ChatGPT obliged; it suggested we give the user the choice of HTTP, DNS and its own custom protocol as these were among the most common to be enabled, which led us to a handy situation where the user could select the protocol to use based on their network’s requirements.

My favourite part of this whole experiment was yet to come. When I asked ChatGPT one final time if there was anything more we could do to make our data less vulnerable to interception, it suggested we add an optional mode to randomly send chunks from different files to make it less predictable. Better still, he suggested we also randomise the protocol per chunk!

“I watched as randomly encrypted data filled my Wireshark screen upon exfiltration”

Now, the code was far from perfect at this stage, but it did work. I built a demo environment for our new tool to live in and watched as randomly encrypted data filled my Wireshark screen upon exfiltration.

It took a week before I had a fully-fledged encryption/exfiltration tool capable of causing havoc within a network, thwarting incident responders and basic intrusion tools. The building process took time, as well as a stack load of patience and dedication to add layers of complexity. It required an understanding of how programming languages behave to do this effectively but no actual coding skills.

Much time was spent channelling my inner calm as ChatGPT seemed to regularly forget what it was doing and shoot off down a rabbit hole. It also spontaneously seemed to lose work if overloaded with data (even if it was from error messages of its creation!). Also, once it got to a particular stage, it started to forget previous conversations and mission statements. It needed a fair amount of reminding of what it was meant to be doing along the way before it totally strayed off course.

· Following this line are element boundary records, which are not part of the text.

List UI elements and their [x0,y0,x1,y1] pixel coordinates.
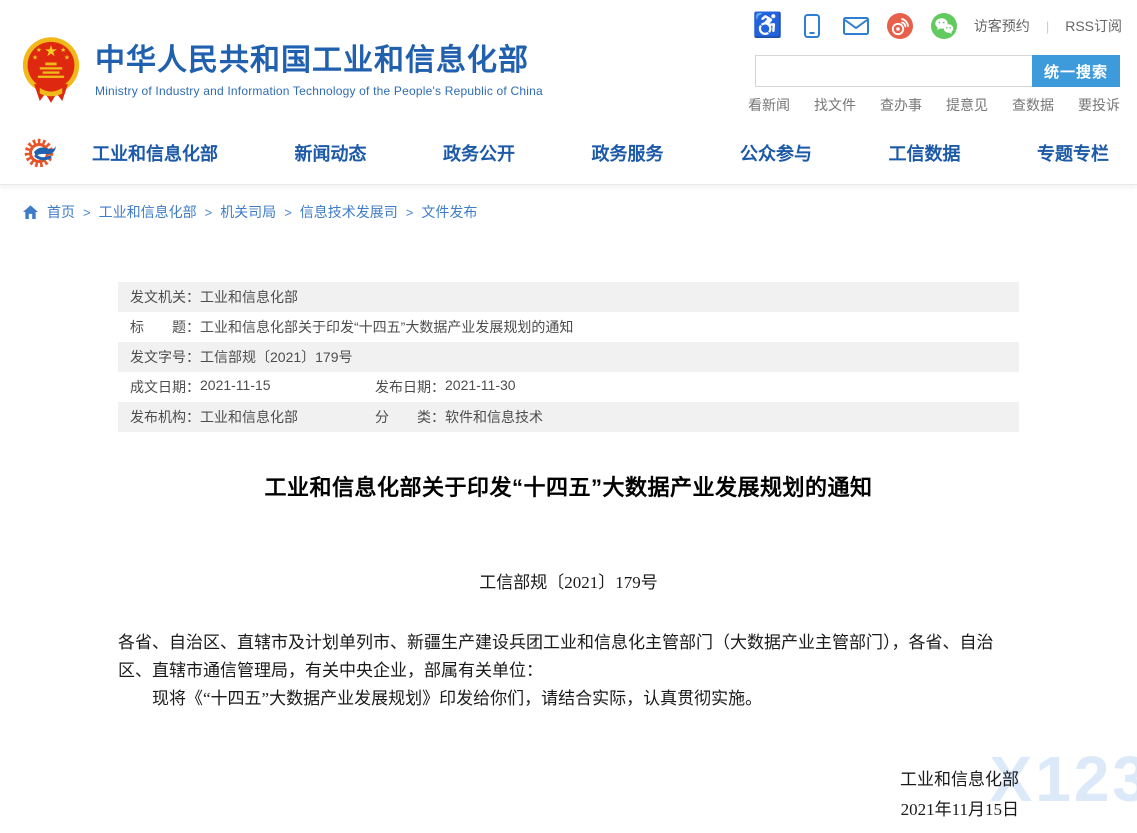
svg-text:★: ★ [44,42,57,60]
topbar-divider: | [1046,19,1049,34]
breadcrumb-it-development[interactable]: 信息技术发展司 [300,202,398,222]
breadcrumb-document-release[interactable]: 文件发布 [421,202,477,222]
visitor-appointment-link[interactable]: 访客预约 [974,16,1030,36]
meta-value: 2021-11-30 [445,377,516,397]
breadcrumb: 首页 > 工业和信息化部 > 机关司局 > 信息技术发展司 > 文件发布 [0,185,1137,222]
mobile-icon[interactable] [798,12,826,40]
site-subtitle: Ministry of Industry and Information Tec… [95,84,543,98]
meta-label: 发布机构： [130,407,200,427]
meta-row-title: 标 题： 工业和信息化部关于印发“十四五”大数据产业发展规划的通知 [118,312,1019,342]
topbar: ♿ [754,12,1122,40]
svg-text:★: ★ [64,54,70,62]
quick-link-data[interactable]: 查数据 [1012,95,1054,115]
page: X123 ♿ [0,0,1137,833]
miit-gear-logo-icon[interactable] [24,135,60,171]
signature-block: 工业和信息化部 2021年11月15日 [118,765,1019,825]
breadcrumb-home[interactable]: 首页 [47,202,75,222]
document-paragraph: 各省、自治区、直辖市及计划单列市、新疆生产建设兵团工业和信息化主管部门（大数据产… [118,629,1019,685]
svg-text:★: ★ [32,54,38,62]
breadcrumb-separator: > [83,205,91,220]
document-body: 各省、自治区、直辖市及计划单列市、新疆生产建设兵团工业和信息化主管部门（大数据产… [118,629,1019,713]
meta-label: 发文字号： [130,347,200,367]
quick-link-files[interactable]: 找文件 [814,95,856,115]
header: ♿ [0,0,1137,122]
nav-item-gov-services[interactable]: 政务服务 [592,140,664,166]
rss-subscribe-link[interactable]: RSS订阅 [1065,16,1122,36]
meta-row-publisher-category: 发布机构： 工业和信息化部 分 类： 软件和信息技术 [118,402,1019,432]
meta-label: 成文日期： [130,377,200,397]
quick-link-suggestions[interactable]: 提意见 [946,95,988,115]
nav-item-special-columns[interactable]: 专题专栏 [1037,140,1109,166]
signature-organization: 工业和信息化部 [118,765,1019,795]
meta-value: 2021-11-15 [200,377,271,397]
breadcrumb-departments[interactable]: 机关司局 [220,202,276,222]
signature-date: 2021年11月15日 [118,795,1019,825]
meta-label: 标 题： [130,317,200,337]
breadcrumb-separator: > [284,205,292,220]
search-box: 统一搜索 [755,55,1120,87]
mail-icon[interactable] [842,12,870,40]
unified-search-button[interactable]: 统一搜索 [1032,55,1120,87]
main-content: 发文机关： 工业和信息化部 标 题： 工业和信息化部关于印发“十四五”大数据产业… [118,282,1019,825]
document-paragraph: 现将《“十四五”大数据产业发展规划》印发给你们，请结合实际，认真贯彻实施。 [118,685,1019,713]
meta-label: 发布日期： [375,377,445,397]
quick-links: 看新闻 找文件 查办事 提意见 查数据 要投诉 [748,95,1120,115]
site-title-block: 中华人民共和国工业和信息化部 Ministry of Industry and … [95,44,543,98]
nav-item-news[interactable]: 新闻动态 [295,140,367,166]
meta-value: 工业和信息化部 [200,407,298,427]
accessibility-icon[interactable]: ♿ [754,12,782,40]
meta-value: 软件和信息技术 [445,407,543,427]
nav-item-public-participation[interactable]: 公众参与 [740,140,812,166]
nav-item-gov-disclosure[interactable]: 政务公开 [443,140,515,166]
meta-row-document-number: 发文字号： 工信部规〔2021〕179号 [118,342,1019,372]
meta-row-issuing-agency: 发文机关： 工业和信息化部 [118,282,1019,312]
main-nav: 工业和信息化部 新闻动态 政务公开 政务服务 公众参与 工信数据 专题专栏 [0,122,1137,185]
document-title: 工业和信息化部关于印发“十四五”大数据产业发展规划的通知 [118,470,1019,502]
breadcrumb-separator: > [205,205,213,220]
meta-value: 工业和信息化部 [200,287,298,307]
breadcrumb-miit[interactable]: 工业和信息化部 [99,202,197,222]
quick-link-services[interactable]: 查办事 [880,95,922,115]
nav-item-miit-data[interactable]: 工信数据 [889,140,961,166]
quick-link-news[interactable]: 看新闻 [748,95,790,115]
meta-row-dates: 成文日期： 2021-11-15 发布日期： 2021-11-30 [118,372,1019,402]
document-number: 工信部规〔2021〕179号 [118,568,1019,593]
breadcrumb-separator: > [406,205,414,220]
site-title: 中华人民共和国工业和信息化部 [95,44,543,78]
quick-link-complaints[interactable]: 要投诉 [1078,95,1120,115]
nav-item-miit[interactable]: 工业和信息化部 [92,140,218,166]
nav-items: 工业和信息化部 新闻动态 政务公开 政务服务 公众参与 工信数据 专题专栏 [92,140,1109,166]
meta-value: 工业和信息化部关于印发“十四五”大数据产业发展规划的通知 [200,317,573,337]
wechat-icon[interactable] [930,12,958,40]
national-emblem-icon: ★ ★ ★ ★ ★ [21,35,81,105]
meta-value: 工信部规〔2021〕179号 [200,347,353,367]
document-meta-table: 发文机关： 工业和信息化部 标 题： 工业和信息化部关于印发“十四五”大数据产业… [118,282,1019,432]
meta-label: 分 类： [375,407,445,427]
weibo-icon[interactable] [886,12,914,40]
meta-label: 发文机关： [130,287,200,307]
search-input[interactable] [755,55,1032,87]
home-icon[interactable] [22,204,39,220]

Overall, its coding was…questionable, but capabilities and suggestions for improvements were impressive or dangerous, depending on your point of view. Overall, the exercise did back up the claim that GenAI can help lower the entry bar for cyber criminals, especially at the lower mass production end.

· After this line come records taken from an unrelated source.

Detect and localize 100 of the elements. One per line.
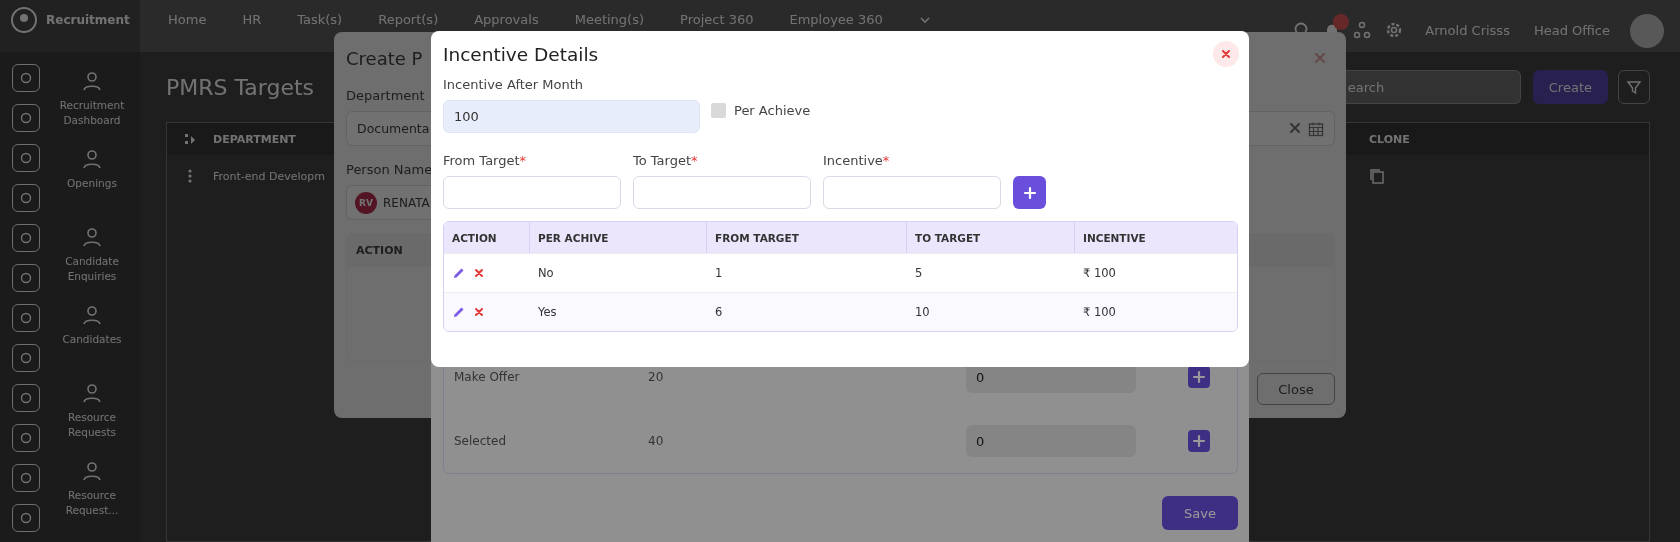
number-input[interactable]: 0 [966,425,1136,457]
user-avatar[interactable] [1630,14,1664,48]
circle-icon [20,112,32,124]
table-cell-text: 10 [914,305,931,319]
circle-icon [20,72,32,84]
avatar-initials: RV [355,191,377,214]
add-button[interactable] [1188,366,1210,388]
close-button[interactable]: Close [1257,373,1335,405]
nav-item[interactable]: Project 360 [680,12,754,27]
column-header: PER ACHIVE [530,222,707,253]
pencil-icon[interactable] [452,305,466,319]
notification-badge [1333,13,1350,30]
delete-icon[interactable] [473,267,485,279]
user-name[interactable]: Arnold Crisss [1425,22,1510,38]
table-cell-text: 5 [914,266,924,280]
column-header: ACTION [356,244,403,257]
table-cell-text: 6 [714,305,724,319]
table-cell-text: Make Offer [454,370,521,384]
nav-item[interactable]: Meeting(s) [574,12,644,27]
search-field[interactable]: earch [1345,70,1521,105]
table-cell-text: ₹ 100 [1082,305,1117,319]
table-cell-text: 1 [714,266,724,280]
shortcut-tile[interactable] [12,384,40,412]
shortcut-tile[interactable] [12,344,40,372]
filter-button[interactable] [1618,70,1650,105]
shortcut-tile[interactable] [12,104,40,132]
text-input[interactable] [443,176,621,209]
month-input[interactable]: 100 [443,100,700,133]
nav-item[interactable]: Approvals [474,12,539,27]
calendar-icon[interactable] [1308,120,1324,137]
person-icon[interactable] [81,148,103,170]
shortcut-tile[interactable] [12,64,40,92]
branch-name[interactable]: Head Office [1533,22,1610,38]
settings-icon[interactable] [1385,21,1404,39]
column-header: FROM TARGET [707,222,907,253]
circle-icon [20,152,32,164]
nav-item[interactable]: Task(s) [297,12,343,27]
sidebar-item[interactable]: Resource Requests [47,410,137,440]
date-field-end[interactable] [1249,111,1335,146]
add-button[interactable] [1013,176,1046,209]
person-icon[interactable] [81,382,103,404]
copy-icon[interactable] [1369,168,1385,185]
department-select[interactable]: Documenta [346,111,431,146]
plus-icon [1022,185,1037,200]
circle-icon [20,352,32,364]
sidebar-item[interactable]: Candidate Enquiries [47,254,137,284]
delete-icon[interactable] [473,306,485,318]
modal-title: Incentive Details [443,43,599,65]
filter-icon [1626,79,1642,96]
circle-icon [20,312,32,324]
field-label: Incentive* [823,153,891,168]
shortcut-tile[interactable] [12,264,40,292]
shortcut-tile[interactable] [12,504,40,532]
save-button[interactable]: Save [1162,496,1238,530]
logo-icon [10,6,38,34]
person-icon[interactable] [81,70,103,92]
circle-icon [20,432,32,444]
text-input[interactable] [633,176,811,209]
close-icon[interactable] [1288,120,1302,135]
shortcut-tile[interactable] [12,464,40,492]
nav-item[interactable]: Home [168,12,207,27]
person-icon[interactable] [81,460,103,482]
field-label: Department [346,88,426,103]
network-icon[interactable] [1353,21,1372,39]
sidebar-item[interactable]: Recruitment Dashboard [47,98,137,128]
text-input[interactable] [823,176,1001,209]
plus-icon [1192,370,1206,384]
nav-item[interactable]: HR [242,12,262,27]
circle-icon [20,472,32,484]
table-cell-text: 20 [648,370,665,384]
nav-item[interactable]: Employee 360 [789,12,883,27]
kebab-menu-icon[interactable] [188,169,192,184]
field-label: To Target* [633,153,699,168]
person-icon[interactable] [81,226,103,248]
column-header: TO TARGET [907,222,1075,253]
table-cell-text: Selected [454,434,508,448]
table-cell: Front-end Developm [213,169,325,183]
column-header: INCENTIVE [1082,230,1147,246]
sidebar-item[interactable]: Candidates [47,332,137,347]
shortcut-tile[interactable] [12,304,40,332]
checkbox[interactable] [711,102,726,118]
shortcut-tile[interactable] [12,224,40,252]
create-button[interactable]: Create [1532,70,1608,105]
sidebar-item[interactable]: Openings [47,176,137,191]
shortcut-tile[interactable] [12,424,40,452]
circle-icon [20,392,32,404]
column-header: ACTION [444,222,530,253]
sidebar-item[interactable]: Resource Request... [47,488,137,518]
edit-columns-icon[interactable] [183,132,197,147]
nav-item[interactable]: Report(s) [378,12,439,27]
brand-name: Recruitment [46,13,130,27]
circle-icon [20,192,32,204]
checkbox-label: Per Achieve [734,102,811,118]
person-icon[interactable] [81,304,103,326]
close-button[interactable] [1213,41,1239,67]
table-cell-text: Yes [537,305,558,319]
circle-icon [20,512,32,524]
shortcut-tile[interactable] [12,144,40,172]
person-name[interactable]: RENATA [383,195,430,210]
shortcut-tile[interactable] [12,184,40,212]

Protecting GenAI from bad actors

It’s difficult to see what can be done practically to prevent malware creation (or at least toolkits with malicious intent) on platforms like ChatGPT. Already incorporating self-regulation as much as feasible, such tools cannot be expected to judge whether the user is a bad actor. The other alternative would be to remove essential functionality, which would be detrimental to honest users and won’t stop cyber criminals who will simply turn to other open-source tools and ready-made kits on the dark web.

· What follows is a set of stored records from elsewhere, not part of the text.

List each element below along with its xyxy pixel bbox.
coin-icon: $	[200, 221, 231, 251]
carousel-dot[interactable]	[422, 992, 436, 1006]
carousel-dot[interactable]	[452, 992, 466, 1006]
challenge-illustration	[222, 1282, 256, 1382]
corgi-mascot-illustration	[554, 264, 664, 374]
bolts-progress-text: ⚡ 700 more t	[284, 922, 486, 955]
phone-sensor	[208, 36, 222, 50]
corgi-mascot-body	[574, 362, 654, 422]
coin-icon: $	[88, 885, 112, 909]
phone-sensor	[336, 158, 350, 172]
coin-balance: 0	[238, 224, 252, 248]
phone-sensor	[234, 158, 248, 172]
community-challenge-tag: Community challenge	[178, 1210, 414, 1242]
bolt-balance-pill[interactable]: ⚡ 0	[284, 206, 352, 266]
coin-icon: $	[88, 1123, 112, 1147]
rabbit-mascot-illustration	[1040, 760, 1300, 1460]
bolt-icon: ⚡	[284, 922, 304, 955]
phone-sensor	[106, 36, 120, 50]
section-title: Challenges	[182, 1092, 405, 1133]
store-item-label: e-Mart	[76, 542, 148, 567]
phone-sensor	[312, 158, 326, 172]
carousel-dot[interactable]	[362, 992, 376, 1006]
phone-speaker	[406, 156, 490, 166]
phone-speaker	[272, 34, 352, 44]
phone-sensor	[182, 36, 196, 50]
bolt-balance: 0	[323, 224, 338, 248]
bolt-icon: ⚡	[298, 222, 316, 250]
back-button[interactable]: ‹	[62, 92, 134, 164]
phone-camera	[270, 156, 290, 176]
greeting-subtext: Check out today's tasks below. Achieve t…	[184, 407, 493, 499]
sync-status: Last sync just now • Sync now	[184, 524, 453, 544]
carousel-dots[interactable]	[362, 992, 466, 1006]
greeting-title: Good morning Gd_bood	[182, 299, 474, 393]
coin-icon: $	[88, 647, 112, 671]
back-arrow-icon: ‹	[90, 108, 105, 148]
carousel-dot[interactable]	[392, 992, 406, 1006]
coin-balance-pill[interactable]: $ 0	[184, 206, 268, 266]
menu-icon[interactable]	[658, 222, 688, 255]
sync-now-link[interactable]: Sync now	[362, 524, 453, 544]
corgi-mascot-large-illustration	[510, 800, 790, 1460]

The responsibility for stopping ransomware from achieving its goal comes back to organisations. Whatever way you look at it, malware and its various supporting toolkits always need an entry point – it shouldn’t matter that volumes of it are on the up and barriers are lowering if you are doing your due diligence correctly – be that strict processes and best practice guidelines, penetration testing, red teaming, threat detection, EDR tooling, and so on. Any entry points must be identified, closed and regularly reviewed/tested. Otherwise, there’s a significant risk of falling prey to a growing school of cyber students ready to try out their newly designed ransomware projects. These new threat actors join plenty of established cyber criminals who are already experienced at launching attacks and highly capable of leveraging AI for new improvements and ideas. Whichever way, the damage they inflict could have devastating consequences.


Andy Swift is the cyber security assurance technical director at Six Degrees. Previously a head of offensive security and CHECK team leader, Andy is an experienced offensive security certified professional with CHECK and SCADA (supervisory control and data acquisition) certifications. He has a degree in forensic computing and ethical hacking and regularly contributes to industry knowledge through articles, presentations, and other forms of thought leadership.